| 04/10/07
- 00:00 > JUDICIÁRIO – Fonte DCI
Decreto elevará para R$ 90 bi vendas das pequenas
à União
Adriana Aguiar
Um novo decreto
federal, que começa a valer a partir da próxima
semana, vai trazer mais oportunidades de negócios
com o governo para as micro e pequenas empresas. Entre
os benefícios, elas terão exclusividade
nas contratações públicas de
bens, serviços e obras no valor de até
R$ 80 mil. Também terão preferência
em caso de empate nas licitações, considerando
como empate mesmo quando o preço oferecido
pelas micro e pequenas for até 10% maior do
que o de uma grande e média empresa.
Os números mostram a importância
dessa mudança. Segundo o Ministério
do Planejamento, dos cerca de R$ 300 bilhões
comprados pelo Poder Público atualmente, apenas
17% são adquiridos de micro e pequenas empresas.
A meta é aumentar em 13% o volume de compras
desse segmento em cinco anos, ou seja, a elevação
será dos atuais R$ 52 bilhões para R$
90 bilhões.
A norma, mesmo antes da sua entrada
em vigor, já traz polêmica no meio jurídico,
porque há advogados que acham que o decreto
traz vantagens legais para as micro e pequenas, que
precisam de condições desiguais com
relação as demais para que possam crescer.
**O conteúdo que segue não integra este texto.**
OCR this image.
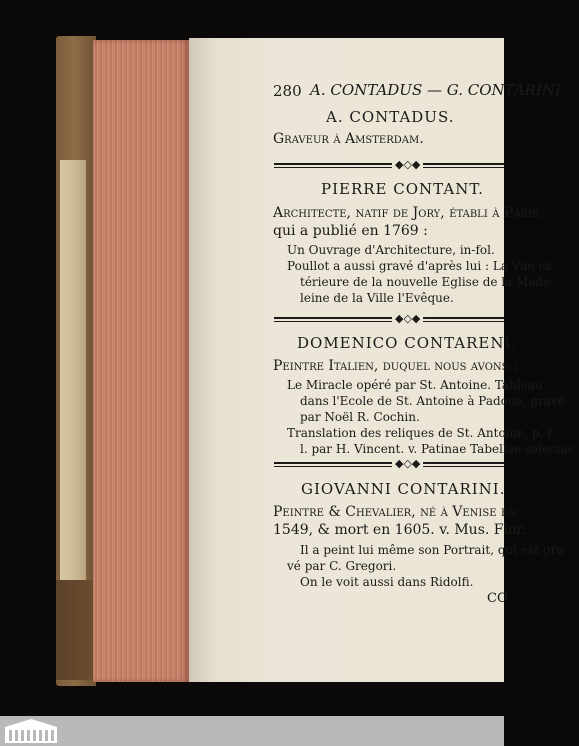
280 A. CONTADUS — G. CONTARINI
A. CONTADUS.
Graveur à Amsterdam.
◆◇◆
PIERRE CONTANT.
Architecte, natif de Jory, établi à Paris,
qui a publié en 1769 :
Un Ouvrage d'Architecture, in-fol.
Poullot a aussi gravé d'après lui : La Vue ex-
térieure de la nouvelle Eglise de la Made-
leine de la Ville l'Evêque.
◆◇◆
DOMENICO CONTARENI.
Peintre Italien, duquel nous avons :
Le Miracle opéré par St. Antoine. Tableau
dans l'Ecole de St. Antoine à Padoue, gravé
par Noël R. Cochin.
Translation des reliques de St. Antoine, p. f.
l. par H. Vincent. v. Patinae Tabellae selectae.
◆◇◆
GIOVANNI CONTARINI.
Peintre & Chevalier, né à Venise en
1549, & mort en 1605. v. Mus. Flor.
Il a peint lui même son Portrait, qui est gra-
vé par C. Gregori.
On le voit aussi dans Ridolfi.
CO
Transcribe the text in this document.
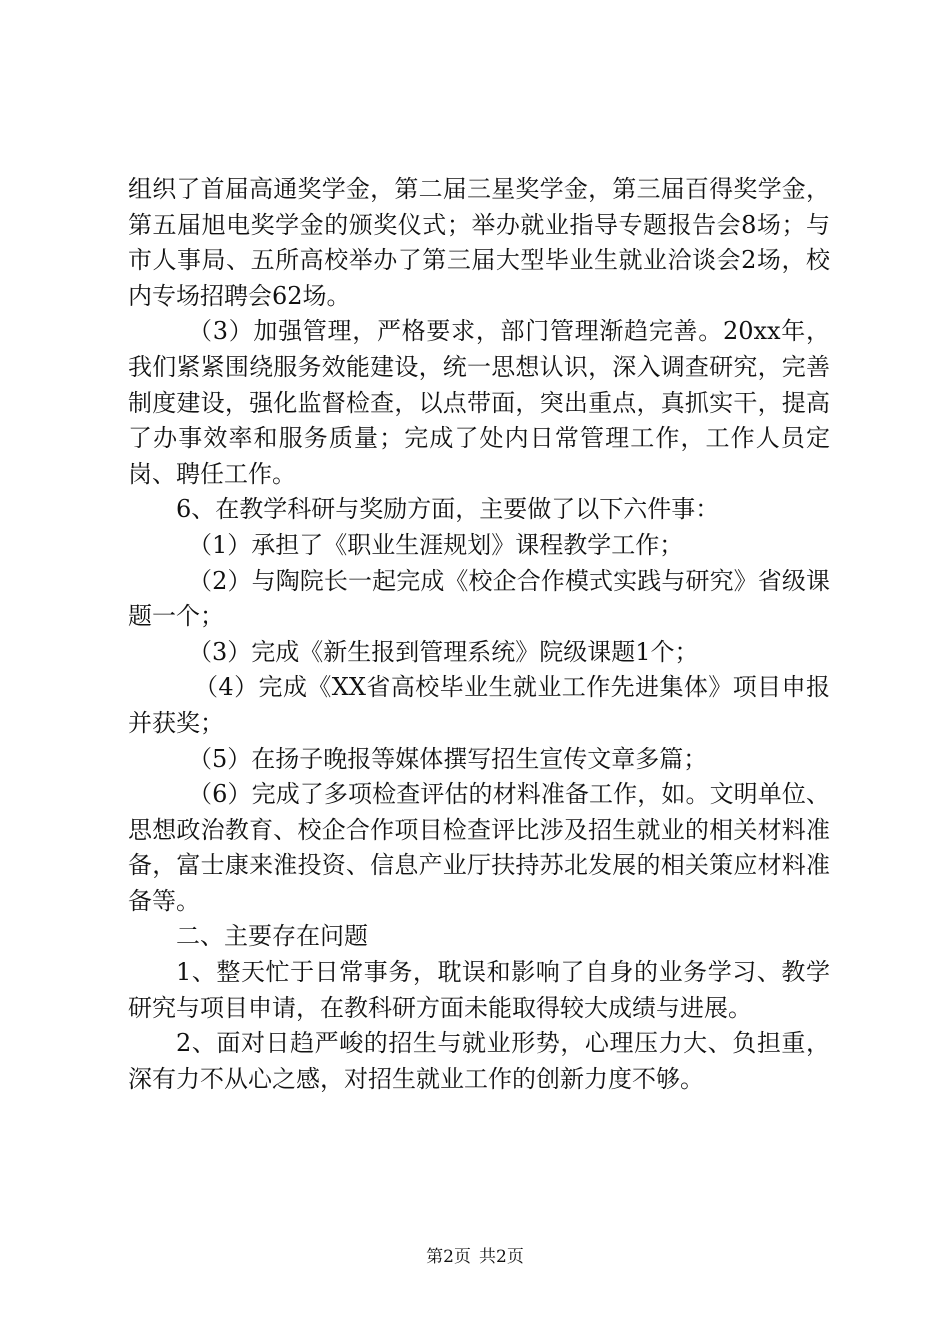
组织了首届高通奖学金，第二届三星奖学金，第三届百得奖学金，第五届旭电奖学金的颁奖仪式；举办就业指导专题报告会8场；与市人事局、五所高校举办了第三届大型毕业生就业洽谈会2场，校内专场招聘会62场。

（3）加强管理，严格要求，部门管理渐趋完善。20xx年，我们紧紧围绕服务效能建设，统一思想认识，深入调查研究，完善制度建设，强化监督检查，以点带面，突出重点，真抓实干，提高了办事效率和服务质量；完成了处内日常管理工作，工作人员定岗、聘任工作。

6、在教学科研与奖励方面，主要做了以下六件事：

（1）承担了《职业生涯规划》课程教学工作；

（2）与陶院长一起完成《校企合作模式实践与研究》省级课题一个；

（3）完成《新生报到管理系统》院级课题1个；

（4）完成《XX省高校毕业生就业工作先进集体》项目申报并获奖；

（5）在扬子晚报等媒体撰写招生宣传文章多篇；

（6）完成了多项检查评估的材料准备工作，如。文明单位、思想政治教育、校企合作项目检查评比涉及招生就业的相关材料准备，富士康来淮投资、信息产业厅扶持苏北发展的相关策应材料准备等。

二、主要存在问题

1、整天忙于日常事务，耽误和影响了自身的业务学习、教学研究与项目申请，在教科研方面未能取得较大成绩与进展。

2、面对日趋严峻的招生与就业形势，心理压力大、负担重，深有力不从心之感，对招生就业工作的创新力度不够。

第2页 共2页
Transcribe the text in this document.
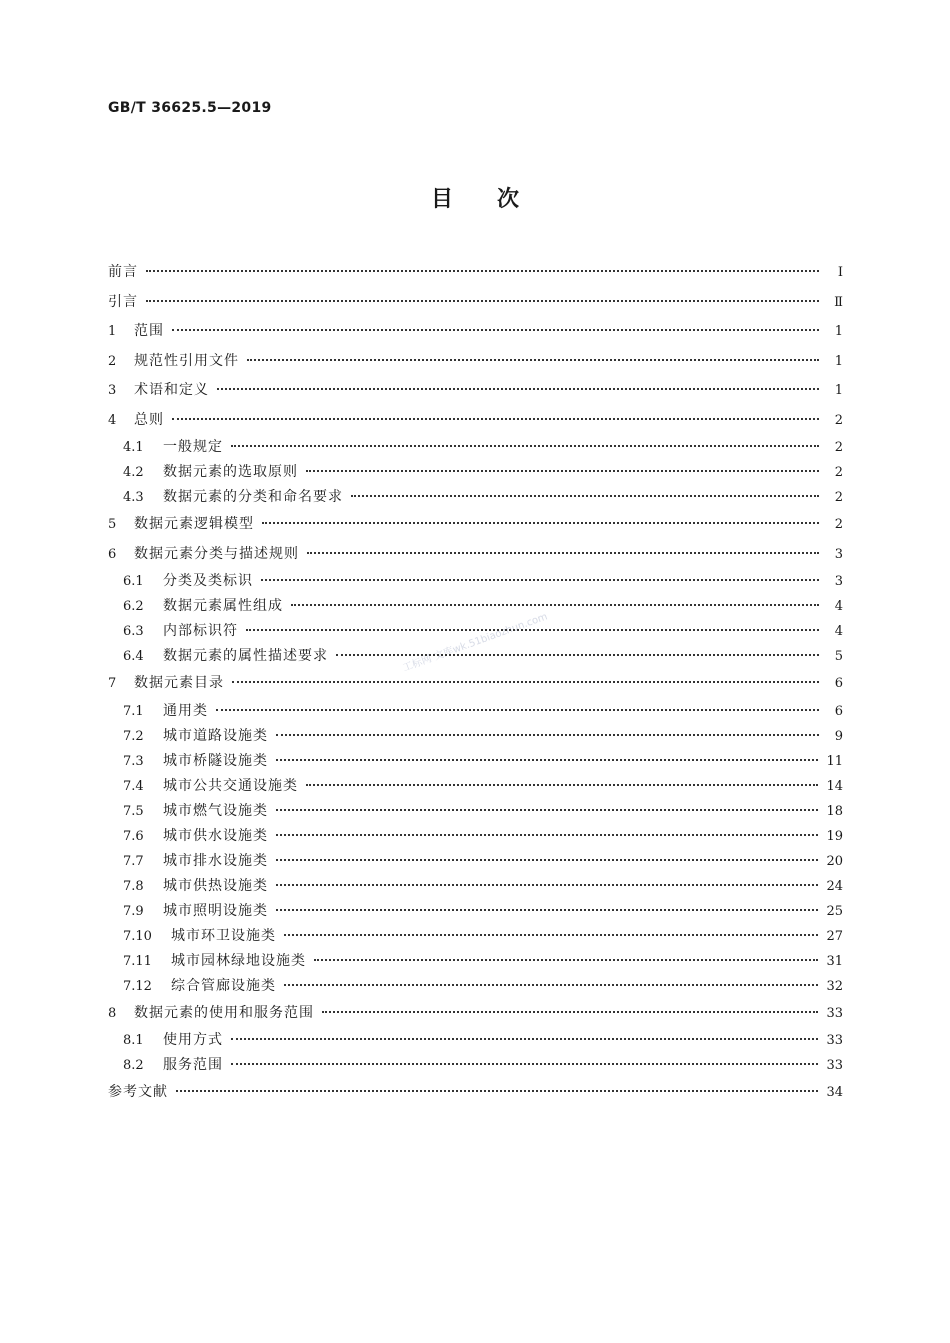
GB/T 36625.5—2019
目次
工标网 文库wk.51biaozhun.com
前言	Ⅰ
引言	Ⅱ
1	范围	1
2	规范性引用文件	1
3	术语和定义	1
4	总则	2
4.1	一般规定	2
4.2	数据元素的选取原则	2
4.3	数据元素的分类和命名要求	2
5	数据元素逻辑模型	2
6	数据元素分类与描述规则	3
6.1	分类及类标识	3
6.2	数据元素属性组成	4
6.3	内部标识符	4
6.4	数据元素的属性描述要求	5
7	数据元素目录	6
7.1	通用类	6
7.2	城市道路设施类	9
7.3	城市桥隧设施类	11
7.4	城市公共交通设施类	14
7.5	城市燃气设施类	18
7.6	城市供水设施类	19
7.7	城市排水设施类	20
7.8	城市供热设施类	24
7.9	城市照明设施类	25
7.10	城市环卫设施类	27
7.11	城市园林绿地设施类	31
7.12	综合管廊设施类	32
8	数据元素的使用和服务范围	33
8.1	使用方式	33
8.2	服务范围	33
参考文献	34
Do outro lado, há uma corrente de advogados
que entende que o decreto tem dispositivos inconsitucionais
e fornece vantagens exageradas para as empresas de
pequeno porte.
Segundo o advogado Osmar Marsilli,
do Albino Advogados Associados , o decreto é
"absolutamente inconstitucional" e pode
ser questionado por entidades que representam as grandes
e médias empresas. Marsilli também levanta
a possibilidade de que os grandes grupos econômicos
passem a formar micros e pequenas para poder participar
das vantagens nas licitações. "É
uma questão estratégica que provavelmente
será cogitada pelas grandes empresas."
Além do critério do
desempate, que cria uma vantagem exagerada para as
micro e pequenas, vitoriosas mesmo quando apresentam
preço 10% maior, elas também são
dispensadas de apresentar documentações
importantes, o que aumentam ainda mais a sua chances
com relação as demais , na opinião
do advogado.
De acordo com o decreto, as micro
e pequenas não precisam apresentar a apresentação
de balanço e o comprovante de regularidade
fiscal em modalidade normal de licitação.
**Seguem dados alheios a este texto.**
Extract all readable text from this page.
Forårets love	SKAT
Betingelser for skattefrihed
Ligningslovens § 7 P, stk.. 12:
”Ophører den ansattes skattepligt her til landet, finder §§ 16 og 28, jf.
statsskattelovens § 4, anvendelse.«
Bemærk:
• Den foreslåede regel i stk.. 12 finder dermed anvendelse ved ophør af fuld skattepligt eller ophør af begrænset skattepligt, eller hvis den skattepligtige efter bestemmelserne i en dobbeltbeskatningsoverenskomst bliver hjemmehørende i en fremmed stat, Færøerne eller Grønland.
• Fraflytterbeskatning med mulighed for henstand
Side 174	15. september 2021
No caso em que as micro e pequenas não apresentem
todos os documentos, elas também ganham um
prazo adicional de dois dias prorrogáveis por
mais dois, o que também não é
fornecido para as demais.
Segundo o advogado, essas vantagens
ofendem o princípio da isonomia. " Ou
esses benefícios são aplicados para
todas as empresas ou para nenhuma. São favorecimentos
que criam uma nítida relação
de desigualdade".
Chance às pequenas
Para o advogado Miguel Bechara, do
Bechara Jr Advogados, o decreto apenas dá uma
maior chance para as micro e pequenas e não
ofende o princípio da isonomia. "A norma
democratiza o acesso das micro e pequenas que não
tinham muitas oportunidades de participar dessas licitações
com o governo", diz.
A obrigação de que os
governos federais, estaduais e municipais passem a
manter um cadastro de micro e pequenas para que elas
sejam avisadas de futuras licitações
também é vantajosa, segundo o advogado.
"A idéia é criar um favorecimento
para eliminar uma desvantagem latente. As empresas
grandes já têm uma estrutura toda pronta
e organizada para participar das licitações.
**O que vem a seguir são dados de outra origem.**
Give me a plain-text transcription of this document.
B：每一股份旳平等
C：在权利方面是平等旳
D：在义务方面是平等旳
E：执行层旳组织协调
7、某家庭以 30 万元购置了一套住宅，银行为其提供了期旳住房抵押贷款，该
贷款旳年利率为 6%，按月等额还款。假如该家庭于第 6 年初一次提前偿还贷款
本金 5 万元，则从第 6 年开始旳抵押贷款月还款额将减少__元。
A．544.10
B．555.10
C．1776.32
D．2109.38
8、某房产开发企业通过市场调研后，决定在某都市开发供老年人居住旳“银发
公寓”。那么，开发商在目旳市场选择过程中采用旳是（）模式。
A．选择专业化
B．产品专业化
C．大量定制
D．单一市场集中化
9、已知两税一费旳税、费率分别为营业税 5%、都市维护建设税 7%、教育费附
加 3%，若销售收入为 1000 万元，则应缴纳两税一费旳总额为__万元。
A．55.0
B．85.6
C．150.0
Agora as pequenas poderão participar mais ativamente
destes negócios", ressalta.
De acordo com o gerente de Políticas
Públicas do Serviço de Apoio às
Micro e Pequenas Empresas (Sebrae) Nacional, Bruno
Quick, o número de micro e pequenas que fazem
negócios com o governo pode crescer muito por
conta deste decreto. Hoje em dia cerca de 150 mil
micro e pequenas vendem serviços e produtos
para o governo.
O decreto federal nº 6.204 regulamenta,
no âmbito federal, o capítulo V da Lei
Geral das Micro e Pequenas Empresas que trata da participação
dos pequenos negócios nas compras governamentais.
A norma foi publicada dia 6 de setembro.